- Born: Marie-Rose Angéline Roy February 2, 1905 Arvida, Quebec
- Died: November 9, 1995 (aged 90)
- Occupation: novelist
- Writing career
- Period: 1940s
- Notable work: Truthfully Yours

= Angeline Hango =

Canadian writer (1905–1995)

Angéline Hango (February 2, 1905 – November 9, 1995) was a Canadian writer, who won the Stephen Leacock Award in 1949 for her sole published book, Truthfully Yours.

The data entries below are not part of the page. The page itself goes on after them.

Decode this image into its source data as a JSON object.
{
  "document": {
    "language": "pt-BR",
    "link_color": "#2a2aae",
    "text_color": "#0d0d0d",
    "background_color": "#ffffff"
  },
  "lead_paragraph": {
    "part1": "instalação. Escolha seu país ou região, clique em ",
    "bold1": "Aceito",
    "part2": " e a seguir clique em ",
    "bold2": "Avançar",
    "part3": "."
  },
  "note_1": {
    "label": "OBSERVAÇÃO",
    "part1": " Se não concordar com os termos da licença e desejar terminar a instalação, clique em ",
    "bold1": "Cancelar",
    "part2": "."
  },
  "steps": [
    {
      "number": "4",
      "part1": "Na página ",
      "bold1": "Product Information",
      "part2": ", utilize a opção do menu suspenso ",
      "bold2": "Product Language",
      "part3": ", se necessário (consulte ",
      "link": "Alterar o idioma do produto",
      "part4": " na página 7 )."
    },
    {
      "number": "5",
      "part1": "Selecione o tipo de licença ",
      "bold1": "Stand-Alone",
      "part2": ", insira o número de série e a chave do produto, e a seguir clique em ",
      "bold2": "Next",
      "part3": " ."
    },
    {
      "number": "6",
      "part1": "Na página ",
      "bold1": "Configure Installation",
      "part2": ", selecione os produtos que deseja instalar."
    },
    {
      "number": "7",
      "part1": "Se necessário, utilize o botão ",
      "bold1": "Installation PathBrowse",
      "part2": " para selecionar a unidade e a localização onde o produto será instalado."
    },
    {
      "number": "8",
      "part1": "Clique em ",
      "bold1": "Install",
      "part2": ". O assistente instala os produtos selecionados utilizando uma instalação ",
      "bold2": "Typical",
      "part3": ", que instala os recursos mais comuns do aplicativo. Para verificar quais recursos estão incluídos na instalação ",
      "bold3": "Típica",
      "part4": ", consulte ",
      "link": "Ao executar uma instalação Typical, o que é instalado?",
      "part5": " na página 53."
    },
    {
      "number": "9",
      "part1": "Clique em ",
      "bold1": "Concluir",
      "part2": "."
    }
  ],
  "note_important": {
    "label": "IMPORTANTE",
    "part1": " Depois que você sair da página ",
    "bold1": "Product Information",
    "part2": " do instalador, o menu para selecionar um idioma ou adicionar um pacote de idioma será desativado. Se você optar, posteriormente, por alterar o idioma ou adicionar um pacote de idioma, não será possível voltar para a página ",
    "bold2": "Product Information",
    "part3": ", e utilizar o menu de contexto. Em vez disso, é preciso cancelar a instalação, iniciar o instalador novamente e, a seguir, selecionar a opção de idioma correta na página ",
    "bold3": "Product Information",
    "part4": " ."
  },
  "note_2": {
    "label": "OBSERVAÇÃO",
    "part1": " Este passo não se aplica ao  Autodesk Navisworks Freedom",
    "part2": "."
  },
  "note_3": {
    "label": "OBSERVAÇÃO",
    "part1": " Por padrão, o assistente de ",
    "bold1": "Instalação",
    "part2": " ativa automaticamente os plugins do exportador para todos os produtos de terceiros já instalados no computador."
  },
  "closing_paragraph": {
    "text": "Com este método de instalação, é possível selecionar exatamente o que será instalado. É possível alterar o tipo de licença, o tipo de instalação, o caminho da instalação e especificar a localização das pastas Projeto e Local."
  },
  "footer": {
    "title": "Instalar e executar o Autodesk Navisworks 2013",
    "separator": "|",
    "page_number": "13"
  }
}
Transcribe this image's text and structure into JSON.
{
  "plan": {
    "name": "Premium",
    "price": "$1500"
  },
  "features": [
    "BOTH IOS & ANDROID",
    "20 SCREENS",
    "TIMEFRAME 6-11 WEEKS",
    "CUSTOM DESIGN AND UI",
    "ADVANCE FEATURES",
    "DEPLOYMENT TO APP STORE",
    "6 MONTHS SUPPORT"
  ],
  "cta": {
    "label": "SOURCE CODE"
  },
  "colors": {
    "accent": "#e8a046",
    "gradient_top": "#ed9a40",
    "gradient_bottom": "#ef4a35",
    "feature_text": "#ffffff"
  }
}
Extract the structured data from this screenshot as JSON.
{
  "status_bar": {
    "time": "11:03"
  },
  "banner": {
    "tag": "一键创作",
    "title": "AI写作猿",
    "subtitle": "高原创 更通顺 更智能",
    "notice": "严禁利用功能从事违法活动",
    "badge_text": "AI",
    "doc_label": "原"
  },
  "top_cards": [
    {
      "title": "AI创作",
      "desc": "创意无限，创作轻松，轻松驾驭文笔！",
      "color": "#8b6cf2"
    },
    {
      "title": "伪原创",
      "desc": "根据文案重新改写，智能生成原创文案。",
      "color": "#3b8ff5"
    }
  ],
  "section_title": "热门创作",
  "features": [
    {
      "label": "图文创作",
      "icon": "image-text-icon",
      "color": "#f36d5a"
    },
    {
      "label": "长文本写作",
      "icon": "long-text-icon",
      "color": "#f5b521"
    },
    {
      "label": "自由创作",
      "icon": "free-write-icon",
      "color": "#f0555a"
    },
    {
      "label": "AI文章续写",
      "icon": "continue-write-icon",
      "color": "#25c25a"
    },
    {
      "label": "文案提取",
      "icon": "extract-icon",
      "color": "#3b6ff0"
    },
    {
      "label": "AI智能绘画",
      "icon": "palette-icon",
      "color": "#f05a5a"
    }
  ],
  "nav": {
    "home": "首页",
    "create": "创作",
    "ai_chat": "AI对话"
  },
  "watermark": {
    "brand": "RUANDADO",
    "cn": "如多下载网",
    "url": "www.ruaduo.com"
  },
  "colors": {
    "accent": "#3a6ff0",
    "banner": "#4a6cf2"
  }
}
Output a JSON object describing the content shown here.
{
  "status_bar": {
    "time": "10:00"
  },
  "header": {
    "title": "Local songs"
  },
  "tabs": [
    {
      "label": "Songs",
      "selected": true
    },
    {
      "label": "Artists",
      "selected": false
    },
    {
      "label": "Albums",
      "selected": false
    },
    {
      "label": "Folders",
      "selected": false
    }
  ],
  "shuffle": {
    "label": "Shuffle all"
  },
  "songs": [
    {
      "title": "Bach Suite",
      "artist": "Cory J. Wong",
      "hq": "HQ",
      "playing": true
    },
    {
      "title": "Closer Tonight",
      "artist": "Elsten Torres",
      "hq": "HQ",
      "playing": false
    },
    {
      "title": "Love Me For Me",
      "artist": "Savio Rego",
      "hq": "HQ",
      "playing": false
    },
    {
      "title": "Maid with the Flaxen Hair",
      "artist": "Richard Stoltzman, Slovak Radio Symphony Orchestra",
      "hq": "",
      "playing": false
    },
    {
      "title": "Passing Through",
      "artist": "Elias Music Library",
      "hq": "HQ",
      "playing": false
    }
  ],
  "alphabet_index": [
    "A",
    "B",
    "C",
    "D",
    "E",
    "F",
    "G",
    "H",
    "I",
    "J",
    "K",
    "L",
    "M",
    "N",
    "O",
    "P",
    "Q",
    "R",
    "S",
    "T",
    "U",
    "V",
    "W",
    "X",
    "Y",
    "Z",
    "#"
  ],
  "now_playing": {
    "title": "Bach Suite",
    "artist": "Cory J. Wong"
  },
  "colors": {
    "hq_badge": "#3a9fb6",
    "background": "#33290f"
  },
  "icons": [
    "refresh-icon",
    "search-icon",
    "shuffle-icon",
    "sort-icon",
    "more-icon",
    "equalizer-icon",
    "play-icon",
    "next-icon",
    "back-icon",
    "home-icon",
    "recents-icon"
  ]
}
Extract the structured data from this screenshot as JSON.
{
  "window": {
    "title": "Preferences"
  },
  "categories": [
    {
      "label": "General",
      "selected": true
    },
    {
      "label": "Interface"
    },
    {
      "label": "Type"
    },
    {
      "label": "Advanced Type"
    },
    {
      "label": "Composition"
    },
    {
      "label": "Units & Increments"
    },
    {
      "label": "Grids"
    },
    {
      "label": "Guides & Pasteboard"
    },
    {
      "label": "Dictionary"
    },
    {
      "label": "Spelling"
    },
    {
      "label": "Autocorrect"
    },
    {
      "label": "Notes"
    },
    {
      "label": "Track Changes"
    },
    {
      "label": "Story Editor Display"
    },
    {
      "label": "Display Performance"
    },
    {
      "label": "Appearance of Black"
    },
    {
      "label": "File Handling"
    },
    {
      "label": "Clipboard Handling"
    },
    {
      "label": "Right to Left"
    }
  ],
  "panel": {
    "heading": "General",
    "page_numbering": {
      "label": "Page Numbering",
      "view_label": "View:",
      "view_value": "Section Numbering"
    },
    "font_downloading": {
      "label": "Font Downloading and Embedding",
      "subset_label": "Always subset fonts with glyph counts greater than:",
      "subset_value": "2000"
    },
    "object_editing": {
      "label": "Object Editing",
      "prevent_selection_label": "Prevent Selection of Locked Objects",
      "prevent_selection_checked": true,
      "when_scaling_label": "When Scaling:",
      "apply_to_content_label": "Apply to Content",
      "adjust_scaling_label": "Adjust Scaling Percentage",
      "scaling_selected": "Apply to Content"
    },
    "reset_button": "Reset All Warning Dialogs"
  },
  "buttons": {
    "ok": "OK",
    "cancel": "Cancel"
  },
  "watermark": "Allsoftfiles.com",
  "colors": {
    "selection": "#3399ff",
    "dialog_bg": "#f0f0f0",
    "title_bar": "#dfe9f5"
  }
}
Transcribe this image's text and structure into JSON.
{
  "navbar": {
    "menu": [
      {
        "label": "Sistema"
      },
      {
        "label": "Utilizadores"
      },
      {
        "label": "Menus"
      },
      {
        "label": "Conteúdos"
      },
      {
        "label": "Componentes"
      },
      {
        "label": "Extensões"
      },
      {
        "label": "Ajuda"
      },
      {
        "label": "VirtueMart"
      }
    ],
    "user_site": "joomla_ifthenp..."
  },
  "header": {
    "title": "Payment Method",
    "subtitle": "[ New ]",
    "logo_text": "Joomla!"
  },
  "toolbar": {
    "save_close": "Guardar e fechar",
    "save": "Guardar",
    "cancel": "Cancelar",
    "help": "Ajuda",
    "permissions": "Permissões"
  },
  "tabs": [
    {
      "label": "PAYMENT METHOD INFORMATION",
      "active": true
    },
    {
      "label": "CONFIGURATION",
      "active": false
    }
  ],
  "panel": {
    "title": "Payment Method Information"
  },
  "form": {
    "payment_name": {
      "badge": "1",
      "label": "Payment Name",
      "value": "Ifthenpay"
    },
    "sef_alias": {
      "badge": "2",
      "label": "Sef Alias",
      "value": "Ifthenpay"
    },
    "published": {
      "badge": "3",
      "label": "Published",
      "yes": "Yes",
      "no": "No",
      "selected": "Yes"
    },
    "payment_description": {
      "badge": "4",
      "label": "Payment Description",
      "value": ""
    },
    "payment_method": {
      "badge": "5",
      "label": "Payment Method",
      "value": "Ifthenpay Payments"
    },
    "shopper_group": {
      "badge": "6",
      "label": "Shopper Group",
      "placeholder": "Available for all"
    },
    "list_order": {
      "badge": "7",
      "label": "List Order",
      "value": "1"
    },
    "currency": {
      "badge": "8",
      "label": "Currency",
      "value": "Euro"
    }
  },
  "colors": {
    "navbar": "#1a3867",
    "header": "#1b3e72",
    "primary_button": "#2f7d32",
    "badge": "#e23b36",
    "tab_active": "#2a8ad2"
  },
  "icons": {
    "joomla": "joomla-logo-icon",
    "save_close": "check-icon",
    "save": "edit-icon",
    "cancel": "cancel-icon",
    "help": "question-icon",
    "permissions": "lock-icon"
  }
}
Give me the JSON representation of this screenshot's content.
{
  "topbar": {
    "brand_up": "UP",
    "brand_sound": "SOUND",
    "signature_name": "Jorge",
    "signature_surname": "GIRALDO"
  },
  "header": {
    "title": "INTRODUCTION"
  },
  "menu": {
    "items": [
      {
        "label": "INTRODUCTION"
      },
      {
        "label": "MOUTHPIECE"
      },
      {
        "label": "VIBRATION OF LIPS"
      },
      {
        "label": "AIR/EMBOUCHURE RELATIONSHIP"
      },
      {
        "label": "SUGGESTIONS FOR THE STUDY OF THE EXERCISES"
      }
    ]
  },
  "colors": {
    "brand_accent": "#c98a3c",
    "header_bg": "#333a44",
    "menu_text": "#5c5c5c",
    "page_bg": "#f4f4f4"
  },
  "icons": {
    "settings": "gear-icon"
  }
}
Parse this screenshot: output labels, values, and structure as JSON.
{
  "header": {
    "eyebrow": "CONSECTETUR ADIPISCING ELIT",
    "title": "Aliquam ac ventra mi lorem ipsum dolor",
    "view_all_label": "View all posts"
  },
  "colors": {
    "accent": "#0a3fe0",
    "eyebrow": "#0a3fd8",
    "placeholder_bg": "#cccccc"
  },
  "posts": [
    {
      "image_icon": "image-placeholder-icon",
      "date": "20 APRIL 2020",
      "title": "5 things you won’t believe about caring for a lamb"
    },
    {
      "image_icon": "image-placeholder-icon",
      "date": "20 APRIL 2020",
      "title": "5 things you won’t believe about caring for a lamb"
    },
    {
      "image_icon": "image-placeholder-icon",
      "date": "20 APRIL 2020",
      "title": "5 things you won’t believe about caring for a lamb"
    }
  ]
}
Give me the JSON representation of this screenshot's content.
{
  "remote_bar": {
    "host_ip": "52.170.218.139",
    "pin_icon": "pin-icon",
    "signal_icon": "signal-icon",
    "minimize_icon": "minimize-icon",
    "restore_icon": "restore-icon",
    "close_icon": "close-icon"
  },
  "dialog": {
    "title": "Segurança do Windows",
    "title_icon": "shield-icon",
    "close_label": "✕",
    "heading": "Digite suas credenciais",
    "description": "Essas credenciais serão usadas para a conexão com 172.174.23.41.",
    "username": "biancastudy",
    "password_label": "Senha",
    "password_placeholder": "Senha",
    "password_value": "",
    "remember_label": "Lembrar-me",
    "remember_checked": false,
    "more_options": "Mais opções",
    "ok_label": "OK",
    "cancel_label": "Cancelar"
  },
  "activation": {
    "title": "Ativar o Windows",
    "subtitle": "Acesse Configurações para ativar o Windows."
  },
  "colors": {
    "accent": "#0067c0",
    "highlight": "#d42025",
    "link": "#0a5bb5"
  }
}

Born Marie-Rose Angéline Roy in Arvida, Quebec, she married John Raymond Hango in 1932. She distributed Truthfully Yours under the pseudonym Angéline Bleuets, winning the Oxford-Crowell Award for unpublished manuscripts. The prize package consisted of $500 and the manuscript's publication by Oxford Press; the book was ultimately published under her real married name in 1948, and won the Stephen Leacock Award the following year. The book was a roman à clef about her childhood in the Saguenay—Lac-Saint-Jean region. In a 1970 interview with the Ottawa Citizen, Hango stated that she hadn't even considered the book to be funny at all when it won the Leacock Award, though she admitted that she more easily saw the humor in it when rereading it later in life.

After John Hango's death, she remarried to Norris "Cubby" Burke, a former radio operator in the Royal Canadian Air Force.

Although she never published another book, Hango had completed a draft manuscript, entitled Moroccan Diary, the story of her travels in Morocco in a camper, at the time of her death from a stroke in 1995.